The X-IFU’s Timeline
The beginning of the Athena Mission
When the Athena observatory is finally launched after the mid-30s, it will have been over 35 years in the making. The first idea for a new X-ray astronomy mission had taken seed in the minds of astrophysicists back in 1996, as a follow-up to XMM-Newton which had not yet been launched.
In May 2013, a proposal was submitted to ESA to address the “Hot and Energetic Universe” scientific theme with a large mission of its Cosmic Vision Programme. Then, a few months later, in November, this theme was selected by ESA to be the focus of its second large mission, while observing the Universe with gravitational waves was selected as the theme of its third large mission.
Finally, in 2014, ESA deemed the Athena observatory suitable to address the scientific objectives of the hot and energetic Universe theme and selected it as the second large mission of its Cosmic Vision Programme. The mission then successfully passed its Mission Formulation Review in 2019 and entered Phase B with its two instruments.

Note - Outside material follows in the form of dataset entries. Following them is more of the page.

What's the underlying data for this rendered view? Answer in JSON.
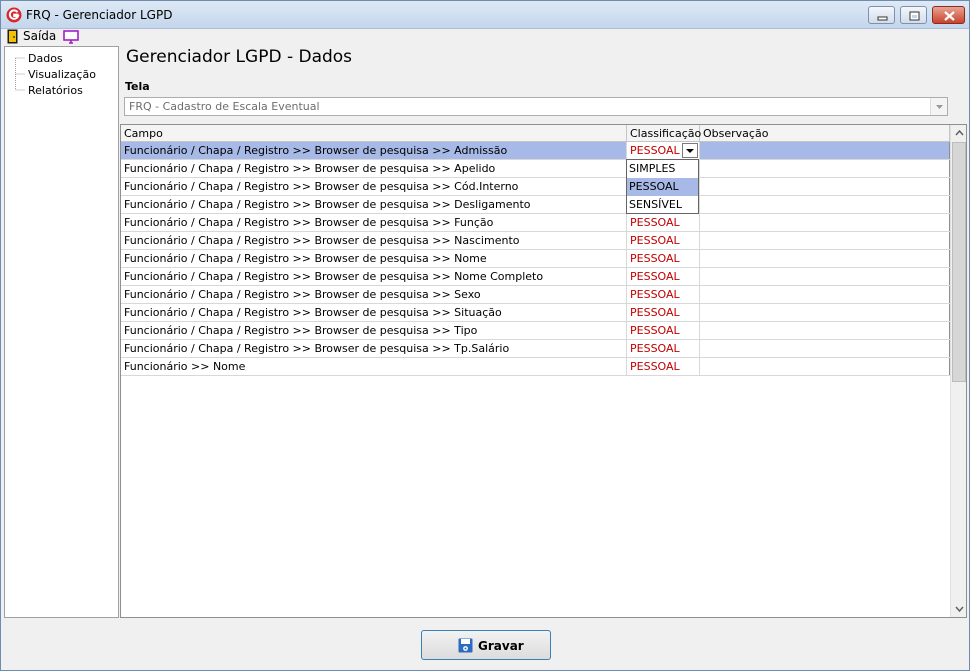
{
  "window": {
    "title": "FRQ - Gerenciador LGPD"
  },
  "menu": {
    "exit_label": "Saída"
  },
  "sidebar": {
    "items": [
      {
        "label": "Dados"
      },
      {
        "label": "Visualização"
      },
      {
        "label": "Relatórios"
      }
    ]
  },
  "page": {
    "title": "Gerenciador LGPD - Dados"
  },
  "tela": {
    "label": "Tela",
    "value": "FRQ - Cadastro de Escala Eventual"
  },
  "grid": {
    "columns": [
      "Campo",
      "Classificação",
      "Observação"
    ],
    "rows": [
      {
        "campo": "Funcionário / Chapa / Registro >> Browser de pesquisa >> Admissão",
        "classificacao": "PESSOAL",
        "observacao": ""
      },
      {
        "campo": "Funcionário / Chapa / Registro >> Browser de pesquisa >> Apelido",
        "classificacao": "",
        "observacao": ""
      },
      {
        "campo": "Funcionário / Chapa / Registro >> Browser de pesquisa >> Cód.Interno",
        "classificacao": "",
        "observacao": ""
      },
      {
        "campo": "Funcionário / Chapa / Registro >> Browser de pesquisa >> Desligamento",
        "classificacao": "",
        "observacao": ""
      },
      {
        "campo": "Funcionário / Chapa / Registro >> Browser de pesquisa >> Função",
        "classificacao": "PESSOAL",
        "observacao": ""
      },
      {
        "campo": "Funcionário / Chapa / Registro >> Browser de pesquisa >> Nascimento",
        "classificacao": "PESSOAL",
        "observacao": ""
      },
      {
        "campo": "Funcionário / Chapa / Registro >> Browser de pesquisa >> Nome",
        "classificacao": "PESSOAL",
        "observacao": ""
      },
      {
        "campo": "Funcionário / Chapa / Registro >> Browser de pesquisa >> Nome Completo",
        "classificacao": "PESSOAL",
        "observacao": ""
      },
      {
        "campo": "Funcionário / Chapa / Registro >> Browser de pesquisa >> Sexo",
        "classificacao": "PESSOAL",
        "observacao": ""
      },
      {
        "campo": "Funcionário / Chapa / Registro >> Browser de pesquisa >> Situação",
        "classificacao": "PESSOAL",
        "observacao": ""
      },
      {
        "campo": "Funcionário / Chapa / Registro >> Browser de pesquisa >> Tipo",
        "classificacao": "PESSOAL",
        "observacao": ""
      },
      {
        "campo": "Funcionário / Chapa / Registro >> Browser de pesquisa >> Tp.Salário",
        "classificacao": "PESSOAL",
        "observacao": ""
      },
      {
        "campo": "Funcionário >> Nome",
        "classificacao": "PESSOAL",
        "observacao": ""
      }
    ]
  },
  "dropdown": {
    "options": [
      "SIMPLES",
      "PESSOAL",
      "SENSÍVEL"
    ],
    "highlighted": "PESSOAL"
  },
  "actions": {
    "save_label": "Gravar"
  },
  "colors": {
    "selection": "#a7b9e6",
    "classification_text": "#c00000",
    "logo": "#d7262c"
  },
  "icons": [
    "app-logo-icon",
    "exit-door-icon",
    "monitor-icon",
    "save-disk-icon",
    "chevron-down-icon"
  ]
}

In 2022, the mission underwent a reformulation phase and on November 8, 2023, ESA’s Science Programme Committee formally and unanimously approved the restart of industrial studies for the Athena mission. This new phase aims to ensure the consolidation of the design for the adoption of the mission.
A short history of high-energy astrophysics
The high-energy astrophysics field is a relatively new field of research beginning in the 1960s. Observations had to wait for rockets to launch X-ray observatories into space, because radiations in this energy range are blocked by the earth’s atmosphere.
This field focuses on the observation of X-rays and gamma-rays coming from astronomical objects. It is a field of extreme phenomenon, such as magnetic fields, black holes, neutron stars, explosion, accretion and ejection of matter. The first satellite designed specifically for X-ray astronomy was named Uhuru and launched in 1970. Of the most notable X-ray missions currently in operation, ESA’s XMM-Newton and NASA’s Chandra are among the most scientifically productive missions. Both missions have greatly contributed to increase our knowledge about the Universe, and Athena will take it even further.